The California State Assembly passed a bill last Thursday that could make selling a book, or giving a paid speech, or preaching a sermon suggesting that gay people change their lifestyle illegal as a deceptive business practice.
The bill, AB 2943, inserts provisions into the state’s Business and Professions Code to the effect that “Advertising, offering to engage in, or engaging in sexual orientation change efforts with an individual” is a deceptive business practice subject to fines and penalties.
Equality California and the Trevor Project, which backed AB 2943, together with sponsor Assemblyman Evan Low (D-San Jose), hailed the bipartisan 50-14 vote as providing the nation’s first child and adult ban on widely discredited “conversion therapy” or “reparative therapy,” which attempts to change of a person’s sexual orientation or gender identity.
Equality California Executive Director Rick Zbur issued a press release stating: “Once again, California legislators sent a clear, bipartisan message to the LGBTQ community across our state and around the world: ‘You belong.’ We look forward to the day when all LGBTQ Californians are protected from these dangerous, fraudulent practices.”
But the Independent Institute’s William Watkins warned that the bill is a direct attack on the free exercise of religion, because under California case law’s “plain meaning rule,” AB 2943 could “prohibit a bookstore from selling a book in which a Christian author urges people to repent of sexual immorality, which he identifies as including homosexuality and to take their strength in the sacrificial love of Christ.” (Romans 1:24-26)
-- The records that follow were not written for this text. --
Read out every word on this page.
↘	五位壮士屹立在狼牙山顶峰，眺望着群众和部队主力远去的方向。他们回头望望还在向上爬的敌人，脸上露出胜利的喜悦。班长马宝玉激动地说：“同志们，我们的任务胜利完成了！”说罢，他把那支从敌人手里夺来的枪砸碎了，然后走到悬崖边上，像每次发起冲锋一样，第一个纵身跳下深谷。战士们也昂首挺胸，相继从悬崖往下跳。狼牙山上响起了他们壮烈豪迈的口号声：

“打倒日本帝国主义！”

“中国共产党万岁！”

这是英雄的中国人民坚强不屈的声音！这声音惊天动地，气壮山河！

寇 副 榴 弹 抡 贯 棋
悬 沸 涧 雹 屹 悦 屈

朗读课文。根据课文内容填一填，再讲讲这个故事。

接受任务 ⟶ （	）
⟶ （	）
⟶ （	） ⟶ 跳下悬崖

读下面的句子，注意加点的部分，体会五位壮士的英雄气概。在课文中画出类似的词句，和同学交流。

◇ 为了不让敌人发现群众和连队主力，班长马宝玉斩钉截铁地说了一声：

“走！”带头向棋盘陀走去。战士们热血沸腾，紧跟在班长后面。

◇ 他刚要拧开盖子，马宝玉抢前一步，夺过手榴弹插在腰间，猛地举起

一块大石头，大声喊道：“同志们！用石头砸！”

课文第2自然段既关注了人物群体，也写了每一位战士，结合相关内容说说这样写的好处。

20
Watkins added that the law also states: “’Sexual orientation change efforts’ means any practices that seek to change an individual’s sexual orientation. This includes efforts to change behaviors or gender expressions, or to eliminate or reduce sexual or romantic attractions or feelings toward individuals of the same sex.”
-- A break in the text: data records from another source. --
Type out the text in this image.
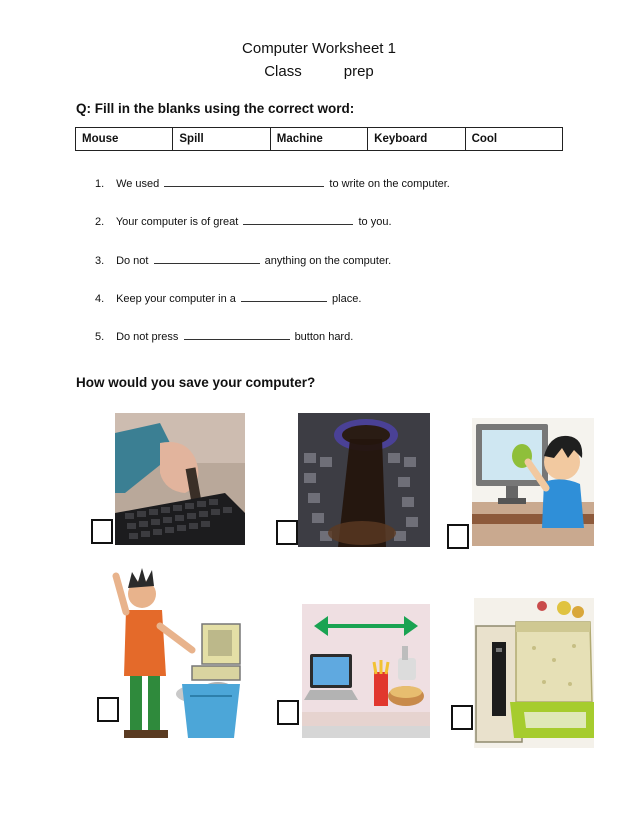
Computer Worksheet 1
Class	prep
Q: Fill in the blanks using the correct word:
Mouse	Spill	Machine	Keyboard	Cool
1. We used	to write on the computer.
2. Your computer is of great	to you.
3. Do not	anything on the computer.
4. Keep your computer in a	place.
5. Do not press	button hard.
How would you save your computer?
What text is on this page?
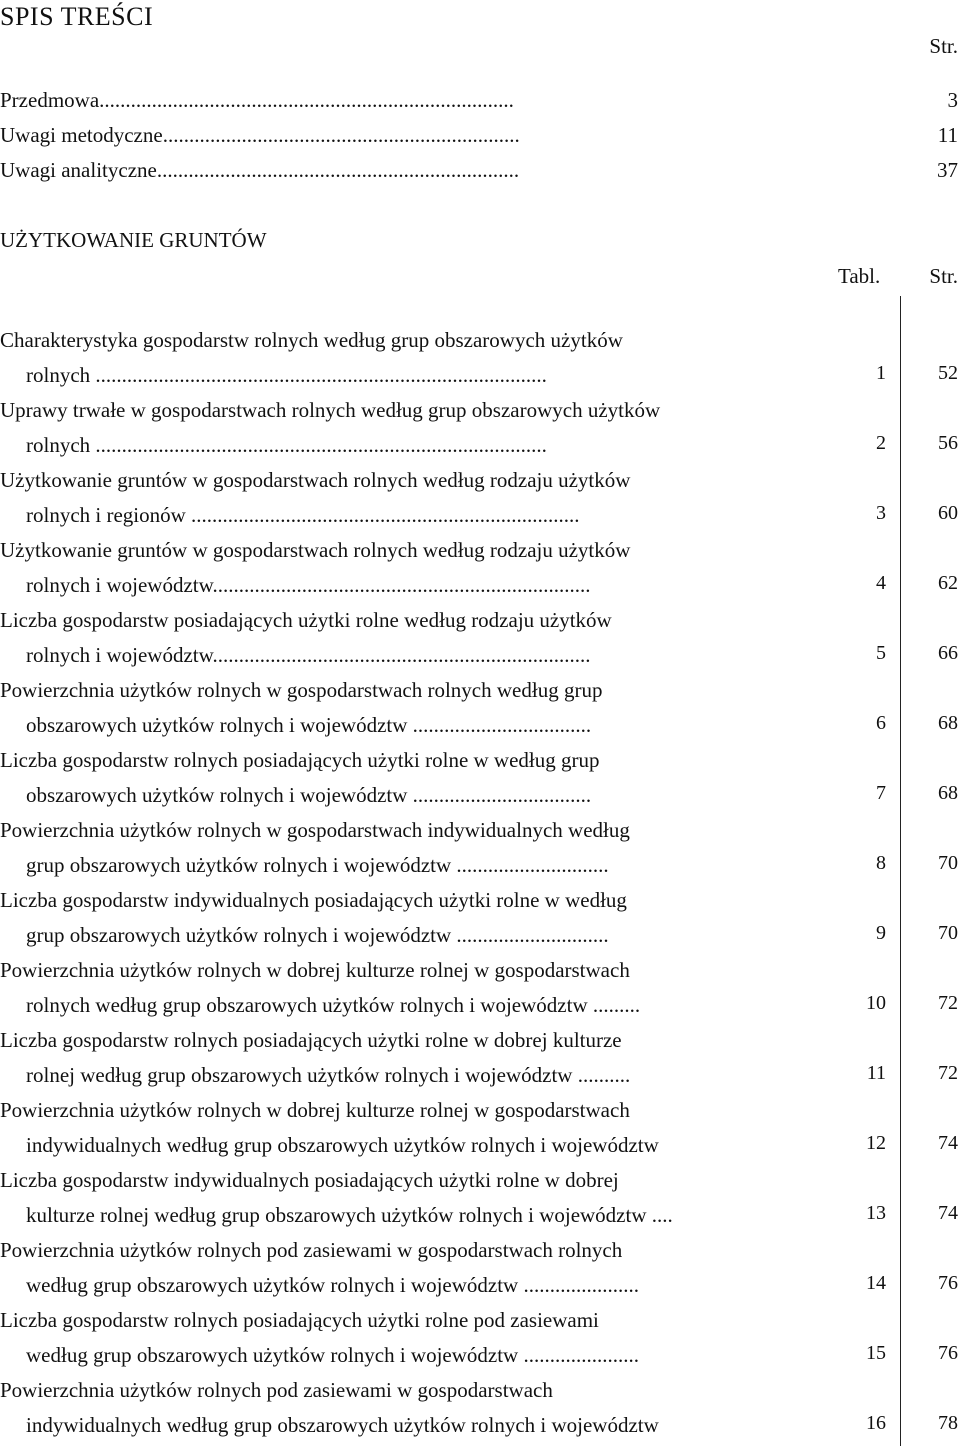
SPIS TREŚCI
Str.
Przedmowa...............................................................................	3
Uwagi metodyczne....................................................................	11
Uwagi analityczne.....................................................................	37
UŻYTKOWANIE GRUNTÓW
Tabl. Str.
Charakterystyka gospodarstw rolnych według grup obszarowych użytków
rolnych ......................................................................................	1	52
Uprawy trwałe w gospodarstwach rolnych według grup obszarowych użytków
rolnych ......................................................................................	2	56
Użytkowanie gruntów w gospodarstwach rolnych według rodzaju użytków
rolnych i regionów ..........................................................................	3	60
Użytkowanie gruntów w gospodarstwach rolnych według rodzaju użytków
rolnych i województw........................................................................	4	62
Liczba gospodarstw posiadających użytki rolne według rodzaju użytków
rolnych i województw........................................................................	5	66
Powierzchnia użytków rolnych w gospodarstwach rolnych według grup
obszarowych użytków rolnych i województw ..................................	6	68
Liczba gospodarstw rolnych posiadających użytki rolne w według grup
obszarowych użytków rolnych i województw ..................................	7	68
Powierzchnia użytków rolnych w gospodarstwach indywidualnych według
grup obszarowych użytków rolnych i województw .............................	8	70
Liczba gospodarstw indywidualnych posiadających użytki rolne w według
grup obszarowych użytków rolnych i województw .............................	9	70
Powierzchnia użytków rolnych w dobrej kulturze rolnej w gospodarstwach
rolnych według grup obszarowych użytków rolnych i województw .........	10	72
Liczba gospodarstw rolnych posiadających użytki rolne w dobrej kulturze
rolnej według grup obszarowych użytków rolnych i województw ..........	11	72
Powierzchnia użytków rolnych w dobrej kulturze rolnej w gospodarstwach
indywidualnych według grup obszarowych użytków rolnych i województw	12	74
Liczba gospodarstw indywidualnych posiadających użytki rolne w dobrej
kulturze rolnej według grup obszarowych użytków rolnych i województw ....	13	74
Powierzchnia użytków rolnych pod zasiewami w gospodarstwach rolnych
według grup obszarowych użytków rolnych i województw ......................	14	76
Liczba gospodarstw rolnych posiadających użytki rolne pod zasiewami
według grup obszarowych użytków rolnych i województw ......................	15	76
Powierzchnia użytków rolnych pod zasiewami w gospodarstwach
indywidualnych według grup obszarowych użytków rolnych i województw	16	78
Watkins believes that the courts could strike down the law as a violation of the U.S. Constitution’s First Amendment, because “plain and ordinary” meaning of the words used in the new law will likely lead to a demand to remove all books from libraries and bookstores that offer “orthodox Christian teaching on human sexuality.”
California Assembly and Republican candidate for governor Travis Allen (R-Huntington Beach) went on the conservative One America television network’s Liz Wheeler show on Thursday before the Assembly vote to call AB-2943 a smoke screen for an outright California ban of the Bible.
The video went viral, with over 1.4 million shares in the first 24 hours.
This article has been corrected to reflect the fact that the California State Senate has not yet passed the bill, and hence it is not yet eligible to proceed to the governor for signature.